Why is it more secure to use Tor on Whonix, then just use tor elsewhere?

PACMANchasingme · 12-30-2015, 08:28 PM

Isn't a distro like arch with just tor and iptables more secure because it comes with nothing on it. If I run Whonix I'm seeing myself at the mercy of the developers? if one of them is compromised wouldn't security distros be much more prone to snooping around.

I obviously don't know anything and I'm just curious to learn more.

qlue · 12-31-2015, 03:48 AM

Being "at the mercy of developers" is pretty much true for any distribution. Whonix is, however, open source. It is also Debian, so any security issues for Debian could also affect Whonix.

The advantage of a distribution like Whonix is that a lot of people, who collectively know a lot more about security than any one person, are all working together to make it easier for the average joe to enjoy the benefits of Tor.

Tor is just a tool, and if it's mis-configured or simply just used the wrong way it is really no more anonymous than any other option.

Regardless of which distro you use Tor with, you need to read up and educate yourself as much as possible about online safety and security.

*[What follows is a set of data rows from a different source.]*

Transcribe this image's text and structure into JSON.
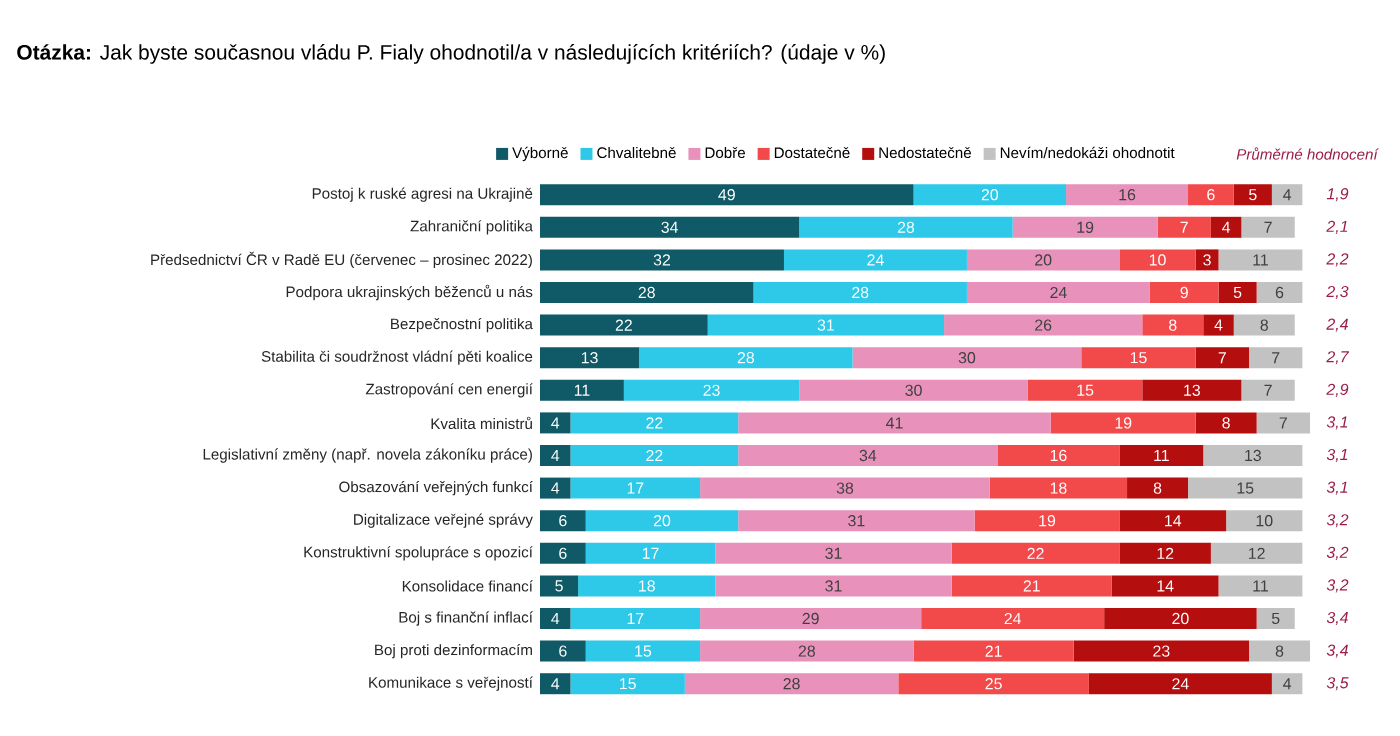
{
  "chart_data": {
    "type": "bar",
    "orientation": "horizontal",
    "stacked": true,
    "data_labels": true,
    "legend": "top",
    "tick_labels": "y",
    "title": "**Otázka:** Jak byste současnou vládu P. Fialy ohodnotil/a v následujících kritériích? (údaje v %)",
    "categories": [
      "Postoj k ruské agresi na Ukrajině",
      "Zahraniční politika",
      "Předsednictví ČR v Radě EU (červenec – prosinec 2022)",
      "Podpora ukrajinských běženců u nás",
      "Bezpečnostní politika",
      "Stabilita či soudržnost vládní pěti koalice",
      "Zastropování cen energií",
      "Kvalita ministrů",
      "Legislativní změny (např. novela zákoníku práce)",
      "Obsazování veřejných funkcí",
      "Digitalizace veřejné správy",
      "Konstruktivní spolupráce s opozicí",
      "Konsolidace financí",
      "Boj s finanční inflací",
      "Boj proti dezinformacím",
      "Komunikace s veřejností"
    ],
    "series": [
      {
        "name": "Výborně",
        "color": "#0f5a66",
        "values": [
          49,
          34,
          32,
          28,
          22,
          13,
          11,
          4,
          4,
          4,
          6,
          6,
          5,
          4,
          6,
          4
        ]
      },
      {
        "name": "Chvalitebně",
        "color": "#2ec8e8",
        "values": [
          20,
          28,
          24,
          28,
          31,
          28,
          23,
          22,
          22,
          17,
          20,
          17,
          18,
          17,
          15,
          15
        ]
      },
      {
        "name": "Dobře",
        "color": "#e891bb",
        "values": [
          16,
          19,
          20,
          24,
          26,
          30,
          30,
          41,
          34,
          38,
          31,
          31,
          31,
          29,
          28,
          28
        ]
      },
      {
        "name": "Dostatečně",
        "color": "#f24a4a",
        "values": [
          6,
          7,
          10,
          9,
          8,
          15,
          15,
          19,
          16,
          18,
          19,
          22,
          21,
          24,
          21,
          25
        ]
      },
      {
        "name": "Nedostatečně",
        "color": "#b50e0e",
        "values": [
          5,
          4,
          3,
          5,
          4,
          7,
          13,
          8,
          11,
          8,
          14,
          12,
          14,
          20,
          23,
          24
        ]
      },
      {
        "name": "Nevím/nedokáži ohodnotit",
        "color": "#c2c2c2",
        "values": [
          4,
          7,
          11,
          6,
          8,
          7,
          7,
          7,
          13,
          15,
          10,
          12,
          11,
          5,
          8,
          4
        ]
      }
    ],
    "annotations": [
      "*Průměrné hodnocení*",
      "*1,9*",
      "*2,1*",
      "*2,2*",
      "*2,3*",
      "*2,4*",
      "*2,7*",
      "*2,9*",
      "*3,1*",
      "*3,1*",
      "*3,1*",
      "*3,2*",
      "*3,2*",
      "*3,2*",
      "*3,4*",
      "*3,4*",
      "*3,5*"
    ]
  }
}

You are your own best, and worst, security app.

ondoho · 12-31-2015, 05:53 AM

it is true for closed source software, that you are "at the mercy" of the devs.

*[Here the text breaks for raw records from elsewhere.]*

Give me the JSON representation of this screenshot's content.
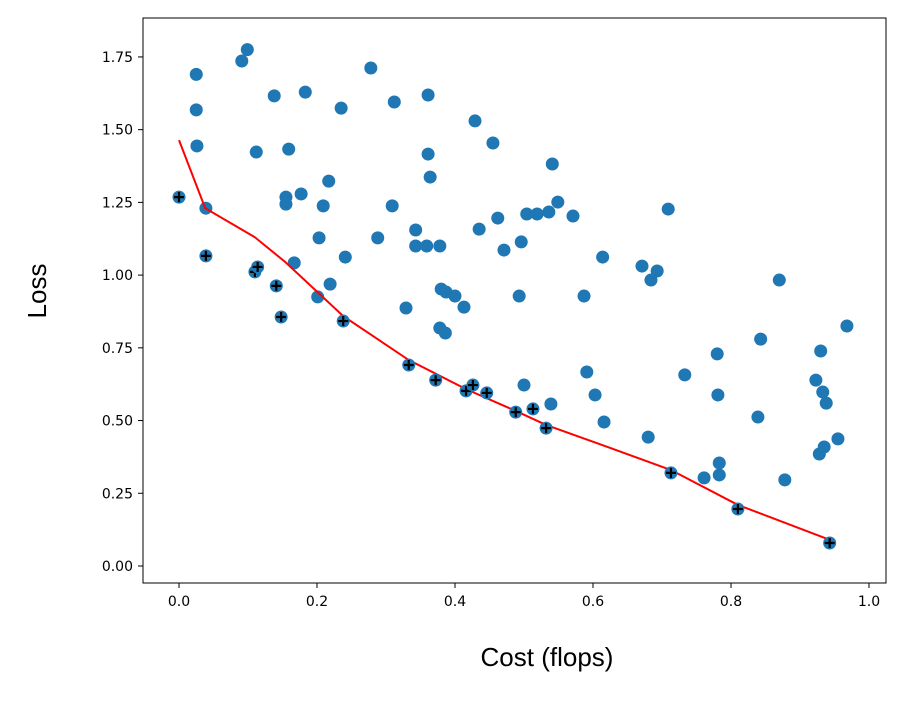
{
  "chart_data": {
    "type": "scatter",
    "title": "",
    "xlabel": "Cost (flops)",
    "ylabel": "Loss",
    "xlim": [
      -0.05,
      1.03
    ],
    "ylim": [
      -0.03,
      1.87
    ],
    "xticks": [
      "0.0",
      "0.2",
      "0.4",
      "0.6",
      "0.8",
      "1.0"
    ],
    "xtick_values": [
      0.0,
      0.2,
      0.4,
      0.6,
      0.8,
      1.0
    ],
    "yticks": [
      "0.00",
      "0.25",
      "0.50",
      "0.75",
      "1.00",
      "1.25",
      "1.50",
      "1.75"
    ],
    "ytick_values": [
      0.0,
      0.25,
      0.5,
      0.75,
      1.0,
      1.25,
      1.5,
      1.75
    ],
    "grid": false,
    "colors": {
      "points": "#1f77b4",
      "frontier_line": "#ff0000",
      "pareto_marker": "#000000"
    },
    "series": [
      {
        "name": "points",
        "x": [
          0.025,
          0.025,
          0.026,
          0.039,
          0.091,
          0.099,
          0.138,
          0.112,
          0.155,
          0.155,
          0.159,
          0.167,
          0.177,
          0.183,
          0.201,
          0.203,
          0.209,
          0.217,
          0.219,
          0.235,
          0.241,
          0.278,
          0.288,
          0.309,
          0.312,
          0.329,
          0.343,
          0.343,
          0.359,
          0.361,
          0.361,
          0.364,
          0.378,
          0.378,
          0.38,
          0.386,
          0.387,
          0.4,
          0.413,
          0.429,
          0.435,
          0.455,
          0.462,
          0.471,
          0.493,
          0.496,
          0.5,
          0.504,
          0.519,
          0.536,
          0.539,
          0.541,
          0.549,
          0.571,
          0.587,
          0.591,
          0.603,
          0.614,
          0.616,
          0.671,
          0.68,
          0.684,
          0.693,
          0.709,
          0.733,
          0.761,
          0.78,
          0.781,
          0.783,
          0.783,
          0.839,
          0.843,
          0.87,
          0.878,
          0.923,
          0.928,
          0.93,
          0.933,
          0.935,
          0.938,
          0.955,
          0.968
        ],
        "y": [
          1.69,
          1.568,
          1.444,
          1.23,
          1.736,
          1.775,
          1.616,
          1.423,
          1.268,
          1.244,
          1.433,
          1.042,
          1.279,
          1.629,
          0.925,
          1.128,
          1.238,
          1.323,
          0.969,
          1.574,
          1.062,
          1.712,
          1.128,
          1.238,
          1.595,
          0.887,
          1.1,
          1.155,
          1.1,
          1.619,
          1.416,
          1.337,
          1.1,
          0.818,
          0.952,
          0.801,
          0.942,
          0.928,
          0.89,
          1.53,
          1.158,
          1.454,
          1.196,
          1.086,
          0.928,
          1.114,
          0.622,
          1.21,
          1.21,
          1.217,
          0.557,
          1.382,
          1.251,
          1.203,
          0.928,
          0.667,
          0.588,
          1.062,
          0.495,
          1.031,
          0.443,
          0.983,
          1.014,
          1.227,
          0.657,
          0.303,
          0.729,
          0.588,
          0.313,
          0.354,
          0.512,
          0.78,
          0.983,
          0.296,
          0.639,
          0.385,
          0.739,
          0.598,
          0.409,
          0.56,
          0.437,
          0.825
        ]
      },
      {
        "name": "pareto",
        "x": [
          0.0,
          0.039,
          0.11,
          0.114,
          0.141,
          0.148,
          0.238,
          0.333,
          0.372,
          0.416,
          0.426,
          0.446,
          0.488,
          0.513,
          0.532,
          0.713,
          0.81,
          0.943
        ],
        "y": [
          1.268,
          1.066,
          1.011,
          1.028,
          0.963,
          0.856,
          0.842,
          0.691,
          0.639,
          0.602,
          0.622,
          0.595,
          0.529,
          0.54,
          0.474,
          0.32,
          0.196,
          0.079
        ]
      },
      {
        "name": "frontier",
        "x": [
          0.0,
          0.038,
          0.11,
          0.154,
          0.238,
          0.333,
          0.416,
          0.488,
          0.532,
          0.62,
          0.713,
          0.81,
          0.943
        ],
        "y": [
          1.464,
          1.23,
          1.13,
          1.045,
          0.859,
          0.708,
          0.608,
          0.533,
          0.485,
          0.41,
          0.33,
          0.21,
          0.09
        ]
      }
    ]
  }
}
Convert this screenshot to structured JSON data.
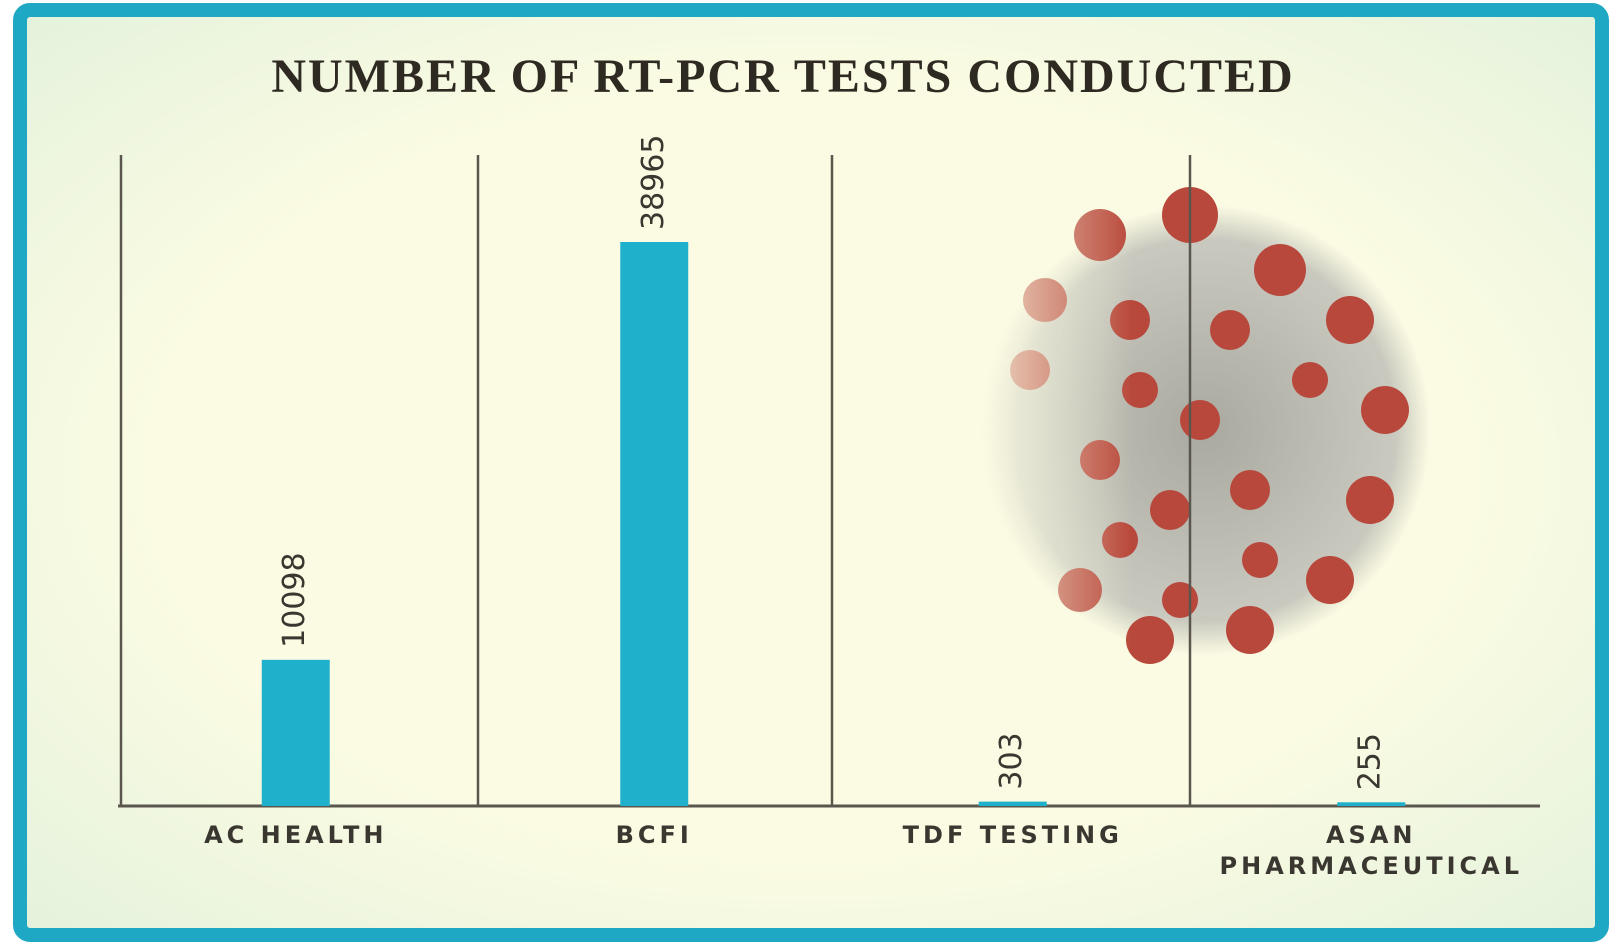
{
  "chart_data": {
    "type": "bar",
    "title": "NUMBER OF RT-PCR TESTS CONDUCTED",
    "categories": [
      "AC HEALTH",
      "BCFI",
      "TDF TESTING",
      "ASAN\nPHARMACEUTICAL"
    ],
    "values": [
      10098,
      38965,
      303,
      255
    ],
    "color": "#1fb1cb"
  }
}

it is the very definition of open source software, that you are not "at the mercy" of the devs.
because its source is open for everyone to see.

but just for the sake of argument, you are still "at the mercy" of arch developers, and tor developers.
and there's many levels of software in between - systemd, gtk, Xorg... that you need to install before you can install tor on top of arch.

but, in the end i agree with your sentiment: it is safer to do it yourself.